Comprehensive and High-Quality Service Specializing in:

  • Nuclear Stress Testing
  • Echocardiography
  • Vascular Studies
  • Blood Pressure Management

For Your Convenience, We Offer In-House Testing

Nuclear stress test

A nuclear stress test lets doctors see pictures of your heart while you are resting and after you have exercised. The test can show the size of the heart’s chambers, how well the heart is pumping blood, and whether the heart has any damaged or dead muscle. Nuclear stress tests can also give doctors information about your arteries and whether they might be narrowed or blocked because of coronary artery disease.

More Information

Exercise Treadmill Test

A stress test, sometimes called a treadmill test or exercise test, helps a doctor find out how well your heart handles work.

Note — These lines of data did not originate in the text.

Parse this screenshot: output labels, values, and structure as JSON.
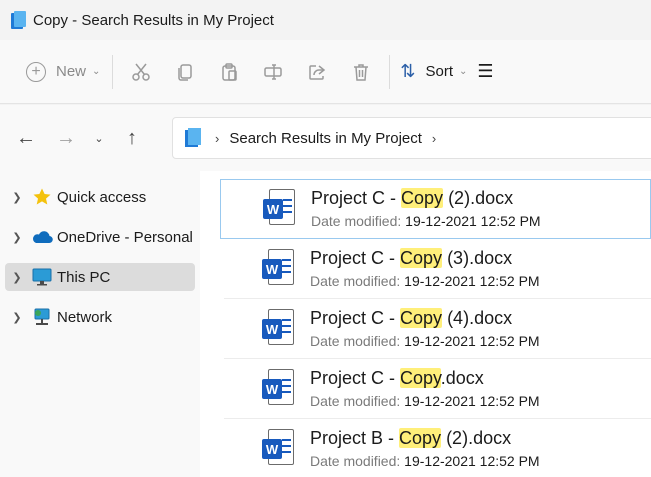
{
  "window": {
    "title": "Copy - Search Results in My Project"
  },
  "toolbar": {
    "new_label": "New",
    "new_icon": "plus-circle-icon",
    "sort_label": "Sort",
    "buttons": [
      "cut-icon",
      "copy-icon",
      "paste-icon",
      "rename-icon",
      "share-icon",
      "delete-icon"
    ]
  },
  "navigation": {
    "back_icon": "arrow-left-icon",
    "forward_icon": "arrow-right-icon",
    "recent_icon": "chevron-down-icon",
    "up_icon": "arrow-up-icon",
    "address": {
      "icon": "search-results-folder-icon",
      "location": "Search Results in My Project"
    }
  },
  "sidebar": {
    "items": [
      {
        "label": "Quick access",
        "icon": "star-icon"
      },
      {
        "label": "OneDrive - Personal",
        "icon": "cloud-icon"
      },
      {
        "label": "This PC",
        "icon": "monitor-icon",
        "selected": true
      },
      {
        "label": "Network",
        "icon": "network-icon"
      }
    ]
  },
  "results": {
    "meta_label": "Date modified:",
    "files": [
      {
        "name_before": "Project C - ",
        "name_match": "Copy",
        "name_after": " (2).docx",
        "date": "19-12-2021 12:52 PM",
        "selected": true
      },
      {
        "name_before": "Project C - ",
        "name_match": "Copy",
        "name_after": " (3).docx",
        "date": "19-12-2021 12:52 PM"
      },
      {
        "name_before": "Project C - ",
        "name_match": "Copy",
        "name_after": " (4).docx",
        "date": "19-12-2021 12:52 PM"
      },
      {
        "name_before": "Project C - ",
        "name_match": "Copy",
        "name_after": ".docx",
        "date": "19-12-2021 12:52 PM"
      },
      {
        "name_before": "Project B - ",
        "name_match": "Copy",
        "name_after": " (2).docx",
        "date": "19-12-2021 12:52 PM"
      }
    ]
  },
  "colors": {
    "highlight": "#ffef7a",
    "word_blue": "#185abd",
    "selection_border": "#99c9ef"
  }
}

As your body works harder during the test, it requires more oxygen, so the heart must pump more blood. The test can show if the blood supply is reduced in the arteries that supply the heart. It also helps doctors know the kind and level of exercise appropriate for a patient.

More Information

Vascular ultrasound

Vascular studies are tests that check the blood flow in your arteries and vein. Vascular studies use high-frequency sound waves (ultrasound) to measure the amount of blood flow in your blood vessels. A small handheld probe (transducer) is pressed against your skin. The sound waves move through your skin and other body tissues to the blood vessels. The sound waves echo off of the blood cells. These echoes are then sent to a computer and seen on a screen as images or video.

More Information

Echocardiography

Echocardiography (often called “echo” for short) is an ultrasound that takes moving pictures of the heart using sound waves. Echocardiography is used to look for many things: the size and shape of your heart, how well your heart chambers and valves are working, injured areas of heart muscle, blood clots in the heart and fluid buildup around it, or problems with the aorta.

More Information

Holter monitoring

A Holter monitor is a battery-operated portable device that measures and records your heart’s activity (ECG) continuously for 24 to 48 hours or longer depending on the type of monitoring used. The device is the size of a small camera. It has wires with silver dollar-sized electrodes that attach to your skin. The Holter monitor and other devices that record your ECG as you go about your daily activities are called ambulatory electrocardiograms.

More Information

Pacemaker Follow up

A pacemaker is a small device that helps your heart beat more regularly. It does this with a small electric stimulation that helps control your heartbeat. Your doctor will check your pacemaker every three to six months.

More Information

Defibrillator Follow up

Defibrillators regulate the heart beat by treating fast heart rhythms and can deliver a shock in the event of a life threatening arrhythmia. Diagnostic testing which can help doctors find many heart rhythm disorders, called arrhythmias. ​

More Information

Anticoagulation

Anticoagulants are medicines that prevent the blood from clotting as quickly or as effectively as normal. Some people call anticoagulants blood thinners. However, the blood is not actually made any thinner – it just does not clot so easily whilst you take an anticoagulant.